Flashlight(s) and\or Head Lamp(s)
A piece of gear that you definitely want to have in your bag when you go on safari is a head lamp or flash light. They are worth their weight in gold when you are trying to find your way around a dark tent at night when out in the bush. Even if you are staying in a lodge while on safari, the unreliable power grids across much of Africa may mean you could be without power some nights. Make sure you bring some spare batteries with you as well.
Depending on the accommodations that you will have while on safari, there may not be a good way to charge your phone battery. For this reason, I strongly recommend that you invest in a portable charger before you go. Good portable chargers will allow you to charge up to four phones completely before they need to be recharged themselves.
Portable Surge Protector and Foreign Power Adapters
The last thing you want to to happen when on the safari trip of your lifetime is to have your phone or camera damaged by a power surge while charging. African power grids are notorious for power surges, which can make them dangerous for electronic devices. A portable surge protector will protect your electronic devices while on safari so that you can just concentrate on getting some really stunning photographs.
You are also going to want to make sure you bring along your foreign power adapters.
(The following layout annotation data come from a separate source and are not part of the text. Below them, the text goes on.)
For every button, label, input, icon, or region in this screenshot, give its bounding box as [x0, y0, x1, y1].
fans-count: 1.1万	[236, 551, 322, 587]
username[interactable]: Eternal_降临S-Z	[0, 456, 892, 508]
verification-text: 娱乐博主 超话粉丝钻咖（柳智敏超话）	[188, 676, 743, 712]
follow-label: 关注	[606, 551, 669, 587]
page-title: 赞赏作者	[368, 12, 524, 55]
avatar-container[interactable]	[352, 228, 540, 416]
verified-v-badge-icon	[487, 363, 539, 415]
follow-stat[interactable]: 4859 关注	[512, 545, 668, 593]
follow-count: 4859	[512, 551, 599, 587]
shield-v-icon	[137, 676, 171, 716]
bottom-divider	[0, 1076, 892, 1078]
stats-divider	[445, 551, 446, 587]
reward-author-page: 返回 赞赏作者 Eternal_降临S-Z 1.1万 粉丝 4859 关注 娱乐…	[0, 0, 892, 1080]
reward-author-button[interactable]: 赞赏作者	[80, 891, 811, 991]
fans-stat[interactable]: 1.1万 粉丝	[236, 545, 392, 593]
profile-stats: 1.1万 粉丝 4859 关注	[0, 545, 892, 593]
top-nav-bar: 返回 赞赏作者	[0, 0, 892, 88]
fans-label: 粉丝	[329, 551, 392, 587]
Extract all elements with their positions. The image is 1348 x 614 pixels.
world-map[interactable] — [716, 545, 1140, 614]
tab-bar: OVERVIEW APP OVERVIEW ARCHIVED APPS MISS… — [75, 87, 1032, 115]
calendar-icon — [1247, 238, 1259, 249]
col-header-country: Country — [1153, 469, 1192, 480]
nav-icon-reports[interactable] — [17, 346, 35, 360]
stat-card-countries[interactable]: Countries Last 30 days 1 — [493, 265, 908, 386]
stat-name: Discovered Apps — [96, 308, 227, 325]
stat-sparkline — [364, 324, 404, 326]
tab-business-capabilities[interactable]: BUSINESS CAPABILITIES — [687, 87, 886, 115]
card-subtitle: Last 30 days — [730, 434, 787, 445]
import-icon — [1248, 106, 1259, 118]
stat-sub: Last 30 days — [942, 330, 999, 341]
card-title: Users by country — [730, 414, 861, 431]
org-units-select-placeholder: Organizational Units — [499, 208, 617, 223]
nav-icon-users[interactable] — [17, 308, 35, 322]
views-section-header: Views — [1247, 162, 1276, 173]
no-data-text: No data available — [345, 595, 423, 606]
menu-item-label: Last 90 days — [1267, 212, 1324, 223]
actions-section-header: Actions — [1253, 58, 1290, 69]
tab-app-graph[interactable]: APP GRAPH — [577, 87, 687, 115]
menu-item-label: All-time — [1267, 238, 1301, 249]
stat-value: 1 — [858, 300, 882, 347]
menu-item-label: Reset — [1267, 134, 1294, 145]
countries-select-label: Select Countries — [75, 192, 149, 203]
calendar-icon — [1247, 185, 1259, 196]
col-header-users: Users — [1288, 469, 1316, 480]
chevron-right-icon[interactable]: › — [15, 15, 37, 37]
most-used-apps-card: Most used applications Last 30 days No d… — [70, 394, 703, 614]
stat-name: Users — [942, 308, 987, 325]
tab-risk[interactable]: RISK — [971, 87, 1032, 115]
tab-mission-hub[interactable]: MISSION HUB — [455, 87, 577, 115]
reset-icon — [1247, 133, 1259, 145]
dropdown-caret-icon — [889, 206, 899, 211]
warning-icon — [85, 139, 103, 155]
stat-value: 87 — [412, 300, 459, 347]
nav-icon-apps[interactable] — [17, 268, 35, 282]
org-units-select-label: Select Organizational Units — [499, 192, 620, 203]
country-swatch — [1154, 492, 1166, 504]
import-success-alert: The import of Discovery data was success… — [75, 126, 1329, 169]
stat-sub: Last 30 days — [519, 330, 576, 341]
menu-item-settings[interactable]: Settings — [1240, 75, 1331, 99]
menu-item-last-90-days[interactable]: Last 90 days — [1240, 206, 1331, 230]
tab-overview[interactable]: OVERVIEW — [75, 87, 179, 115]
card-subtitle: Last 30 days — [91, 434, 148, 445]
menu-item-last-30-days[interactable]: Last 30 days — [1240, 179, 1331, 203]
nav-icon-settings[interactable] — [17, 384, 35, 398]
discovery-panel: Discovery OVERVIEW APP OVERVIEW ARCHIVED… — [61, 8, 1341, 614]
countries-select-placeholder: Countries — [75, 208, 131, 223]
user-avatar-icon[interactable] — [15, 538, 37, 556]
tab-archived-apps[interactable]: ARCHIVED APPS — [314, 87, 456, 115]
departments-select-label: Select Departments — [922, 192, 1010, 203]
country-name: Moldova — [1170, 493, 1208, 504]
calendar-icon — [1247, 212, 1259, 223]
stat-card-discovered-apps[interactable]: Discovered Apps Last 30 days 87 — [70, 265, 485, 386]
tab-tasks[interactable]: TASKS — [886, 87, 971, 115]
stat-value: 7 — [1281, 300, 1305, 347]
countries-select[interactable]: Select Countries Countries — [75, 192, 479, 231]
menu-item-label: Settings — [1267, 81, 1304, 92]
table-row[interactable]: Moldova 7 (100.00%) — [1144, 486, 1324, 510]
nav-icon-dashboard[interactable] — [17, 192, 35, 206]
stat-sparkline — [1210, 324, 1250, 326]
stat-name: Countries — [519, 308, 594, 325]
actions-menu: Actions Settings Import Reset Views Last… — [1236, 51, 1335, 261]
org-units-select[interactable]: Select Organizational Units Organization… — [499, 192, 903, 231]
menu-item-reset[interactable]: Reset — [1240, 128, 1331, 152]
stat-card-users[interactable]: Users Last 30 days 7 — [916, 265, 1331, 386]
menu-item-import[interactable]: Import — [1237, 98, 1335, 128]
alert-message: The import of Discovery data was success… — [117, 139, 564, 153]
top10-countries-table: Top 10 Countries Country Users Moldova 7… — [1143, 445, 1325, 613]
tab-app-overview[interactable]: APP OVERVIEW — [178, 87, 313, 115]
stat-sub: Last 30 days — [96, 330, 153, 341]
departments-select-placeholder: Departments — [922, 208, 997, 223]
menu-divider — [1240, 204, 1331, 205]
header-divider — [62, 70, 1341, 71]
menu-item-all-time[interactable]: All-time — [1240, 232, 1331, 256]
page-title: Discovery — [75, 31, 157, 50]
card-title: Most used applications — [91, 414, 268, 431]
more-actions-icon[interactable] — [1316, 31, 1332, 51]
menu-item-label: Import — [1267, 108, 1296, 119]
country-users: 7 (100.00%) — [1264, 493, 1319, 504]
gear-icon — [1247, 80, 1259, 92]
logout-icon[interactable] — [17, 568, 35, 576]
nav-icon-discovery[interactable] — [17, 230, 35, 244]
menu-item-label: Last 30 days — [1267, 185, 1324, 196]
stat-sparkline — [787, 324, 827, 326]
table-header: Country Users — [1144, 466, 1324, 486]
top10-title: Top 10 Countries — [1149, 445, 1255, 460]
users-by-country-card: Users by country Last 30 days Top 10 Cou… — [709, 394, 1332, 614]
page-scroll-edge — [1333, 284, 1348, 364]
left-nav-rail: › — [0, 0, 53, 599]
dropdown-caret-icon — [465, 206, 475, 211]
Without them, you might not be able to charge your electronic devices. I love the Bluegogo Universal all-in-one travel adapter that I have because it is a small, light weight, includes only one piece to keep track of, and has USB ports for portable devices.
Most safari accommodations will come with mosquito netting over the beds, but I would strongly recommend that you come prepared just in case. Especially if you are going to be camping while on safari, it never hurts to have some extra mosquito netting in your bag. When we were camping in the Serengeti National Park, one of the camp sites we stayed at did not have mosquito netting in the tents. We were so glad we thought ahead and brought our own just in case.